Пусть жертвенник разбит - огонь ещё пылает,
Пусть роза сорвана - она ещё цветёт,
Пусть арфа сломана - аккорд ещё рыдает!..
1886
Написано под влиянием стихотворения А. Н. Апухтина «Будущему читателю». Положено на музыку Ц. А. Кюи и А. Г. Рубинштейном.
Жизнь
Меняя каждый миг свой образ прихотливый,
Капризна, как дитя, и призрачна, как дым,
Кипит повсюду жизнь в тревоге суетливой,
Великое смешав с ничтожным и смешным.
Какой нестройный гул и как пестра картина!
Здесь - поцелуй любви, а там - удар ножом;
Здесь нагло прозвенел бубенчик арлекина,
А там идёт пророк, согбенный под крестом.
Где солнце - там и тень! Где слёзы и молитвы -
Там и голодный стон мятежной нищеты;
Вчера здесь был разгар кровопролитной битвы,
А завтра - расцветут душистые цветы.
Вот чудный перл в грязи, растоптанный толпою,
А вот душистый плод, подточенный червём;
Сейчас ты был герой, гордящийся собою,
Теперь ты - бледный трус, подавленный стыдом!

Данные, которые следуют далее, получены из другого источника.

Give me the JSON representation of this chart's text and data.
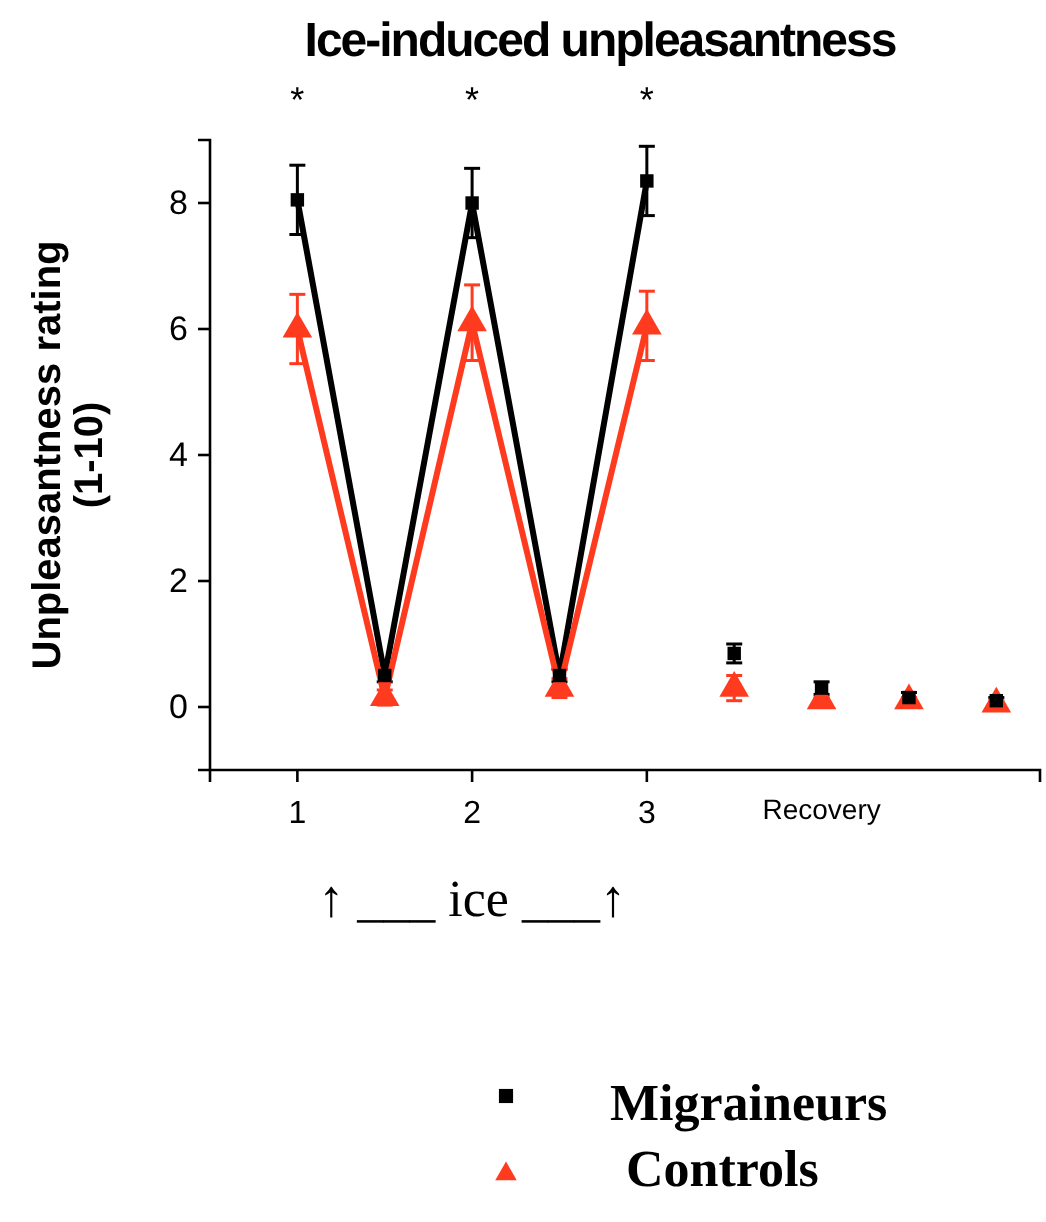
{
  "chart_data": {
    "type": "line",
    "title": "Ice-induced unpleasantness",
    "ylabel": "Unpleasantness rating\n(1-10)",
    "categories": [
      "1",
      null,
      "2",
      null,
      "3",
      null,
      "Recovery",
      null,
      null
    ],
    "ylim": [
      -1,
      9
    ],
    "yticks": [
      0,
      2,
      4,
      6,
      8
    ],
    "grid": false,
    "legend": "bottom",
    "line_style": "solid",
    "annotations": [
      "*",
      "*",
      "*",
      "↑ ___ ice ___↑"
    ],
    "series": [
      {
        "name": "Migraineurs",
        "color": "#000000",
        "marker": "square",
        "values": [
          8.05,
          0.5,
          8.0,
          0.5,
          8.35,
          null,
          null,
          null,
          null
        ],
        "errors": [
          0.55,
          0.1,
          0.55,
          0.1,
          0.55,
          null,
          null,
          null,
          null
        ]
      },
      {
        "name": "Controls",
        "color": "#ff3b1f",
        "marker": "triangle",
        "values": [
          6.0,
          0.15,
          6.1,
          0.3,
          6.05,
          null,
          null,
          null,
          null
        ],
        "errors": [
          0.55,
          0.12,
          0.6,
          0.15,
          0.55,
          null,
          null,
          null,
          null
        ]
      },
      {
        "type": "scatter",
        "color": "#000000",
        "marker": "square",
        "values": [
          null,
          null,
          null,
          null,
          null,
          0.85,
          0.3,
          0.15,
          0.1
        ],
        "errors": [
          null,
          null,
          null,
          null,
          null,
          0.15,
          0.1,
          0.08,
          0.05
        ]
      },
      {
        "type": "scatter",
        "color": "#ff3b1f",
        "marker": "triangle",
        "values": [
          null,
          null,
          null,
          null,
          null,
          0.3,
          0.1,
          0.1,
          0.05
        ],
        "errors": [
          null,
          null,
          null,
          null,
          null,
          0.2,
          0.05,
          0.05,
          0.05
        ]
      }
    ]
  }
}
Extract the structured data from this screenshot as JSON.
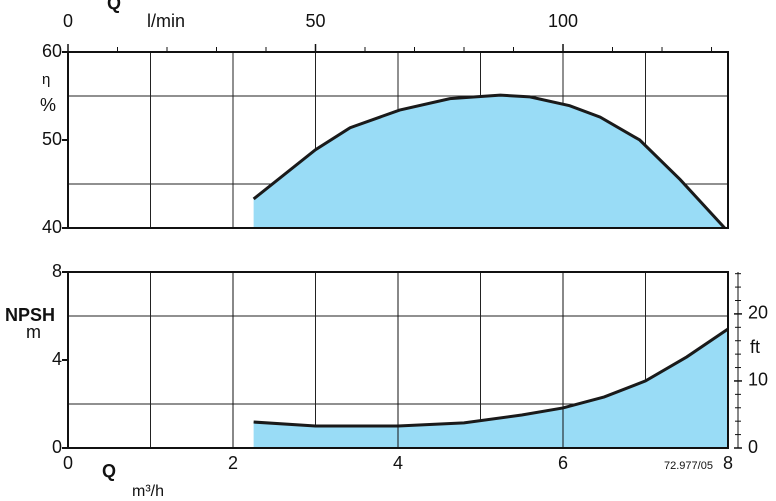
{
  "chart_data": [
    {
      "type": "area",
      "x2_title": "Q",
      "x2_label": "l/min",
      "y_label": "η",
      "y_unit": "%",
      "x2lim": [
        0,
        133.33
      ],
      "x2ticks": [
        0,
        50,
        100
      ],
      "x2minor": [
        10,
        20,
        30,
        40,
        60,
        70,
        80,
        90,
        110,
        120,
        130
      ],
      "xlim": [
        0,
        8
      ],
      "xgrid": [
        1,
        2,
        3,
        4,
        5,
        6,
        7
      ],
      "ylim": [
        40,
        60
      ],
      "yticks": [
        40,
        50,
        60
      ],
      "ygrid": [
        45,
        55
      ],
      "color": "#99dcf6",
      "line_color": "#1a1a1a",
      "x": [
        2.25,
        3.0,
        3.42,
        4.02,
        4.63,
        5.24,
        5.6,
        6.08,
        6.45,
        6.93,
        7.42,
        7.96
      ],
      "values": [
        43.3,
        48.9,
        51.4,
        53.4,
        54.7,
        55.1,
        54.9,
        53.9,
        52.6,
        50.0,
        45.5,
        40.0
      ]
    },
    {
      "type": "area",
      "x_title": "Q",
      "x_label": "m³/h",
      "y_label": "NPSH",
      "y_unit": "m",
      "y2_label": "ft",
      "code": "72.977/05",
      "xlim": [
        0,
        8
      ],
      "xticks": [
        0,
        2,
        4,
        6,
        8
      ],
      "xgrid": [
        1,
        3,
        5,
        7
      ],
      "ylim": [
        0,
        8
      ],
      "yticks": [
        0,
        4,
        8
      ],
      "ygrid": [
        2,
        6
      ],
      "y2lim": [
        0,
        26.25
      ],
      "y2ticks": [
        0,
        10,
        20
      ],
      "y2minor": [
        2,
        4,
        6,
        8,
        12,
        14,
        16,
        18,
        22,
        24,
        26
      ],
      "color": "#99dcf6",
      "line_color": "#1a1a1a",
      "x": [
        2.25,
        3.0,
        4.0,
        4.8,
        5.5,
        6.0,
        6.5,
        7.0,
        7.5,
        8.0
      ],
      "values": [
        1.18,
        1.0,
        1.0,
        1.14,
        1.5,
        1.82,
        2.32,
        3.05,
        4.14,
        5.41
      ]
    }
  ]
}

Вот жизнь, вот этот сфинкс! Закон её - мгновенье,
И нет среди людей такого мудреца,
Кто б мог сказать толпе - куда её движенье,
Кто мог бы уловить черты её лица.
То вся она - печаль, то вся она - приманка,
То всё в ней - блеск и свет, то всё - позор и тьма;
Жизнь - это серафим и пьяная вакханка,
Жизнь - это океан и тесная тюрьма!
1886
Серафим - шестикрылый ангел.
Мать
Тяжёлое детство мне пало на долю:
Из прихоти взятый чужою семьёй,
По тёмным углам я наплакался вволю,
Изведав всю тяжесть подачки людской.
Меня окружало довольство; лишений
Не знал я, - зато и любви я не знал,
И в тихие ночи тревожных молений
Никто над кроваткой моей не шептал.
Я рос одиноко... я рос позабытым,
Пугливым ребёнком, - угрюмый, больной,
С умом, не по-детски печалью развитым,
И с чуткой, болезненно-чуткой душой...
И стали слетать ко мне светлые грёзы,
И стали мне дивные речи шептать,
И детские слёзы, безвинные слёзы,
С ресниц моих тихо крылами свевать!..
Ночь... В комнате душно... Сквозь шторы струится
Таинственный свет серебристой луны...
Я глубже стараюсь в подушки зарыться,
А сны надо мной уж, заветные сны!..
Чу! Шорох шагов и шумящего платья...
Несмелые звуки слышней и слышней...
Вот тихое «здравствуй», и чьи-то объятья
Кольцом обвилися вкруг шеи моей!
«Ты здесь, ты со мной, о моя дорогая,
О милая мама!.. Ты снова пришла!
Какие ж дары из далёкого рая
Ты бедному сыну с собой принесла?
Как в прошлые ночи, взяла ль ты с собою
С лугов его ярких, как день, мотыльков,
Из рек его рыбок с цветной чешуёю,
Из пышных садов - ароматных плодов?
Споёшь ли ты райские песни мне снова?
Расскажешь ли снова, как в блеске лучей
И в синих струях фимиама святого
Там носятся тени безгрешных людей?
Как ангелы в полночь на землю слетают
И бродят вокруг поселений людских,
И чистые слёзы молитв собирают
И нижут жемчужные нити из них?..
Сегодня, родная, я стою награды,
Сегодня - о, как ненавижу я их! -
Опять они сердце моё без пощады
Измучили злобой насмешек своих...
Скорей же, скорей!..»
И под тихие ласки,
Обвеян блаженством нахлынувших грёз,
Я сладко смыкал утомлённые глазки,
Прильнувши к подушке, намокшей от слёз!..
1886, с. Носковицы, Подольской губернии
Весной
Опять меня томит знакомая печаль,
Опять меня зовёт с неотразимой властью
Нарядная весна в заманчивую даль,
К безвестным берегам, к неведомому счастью...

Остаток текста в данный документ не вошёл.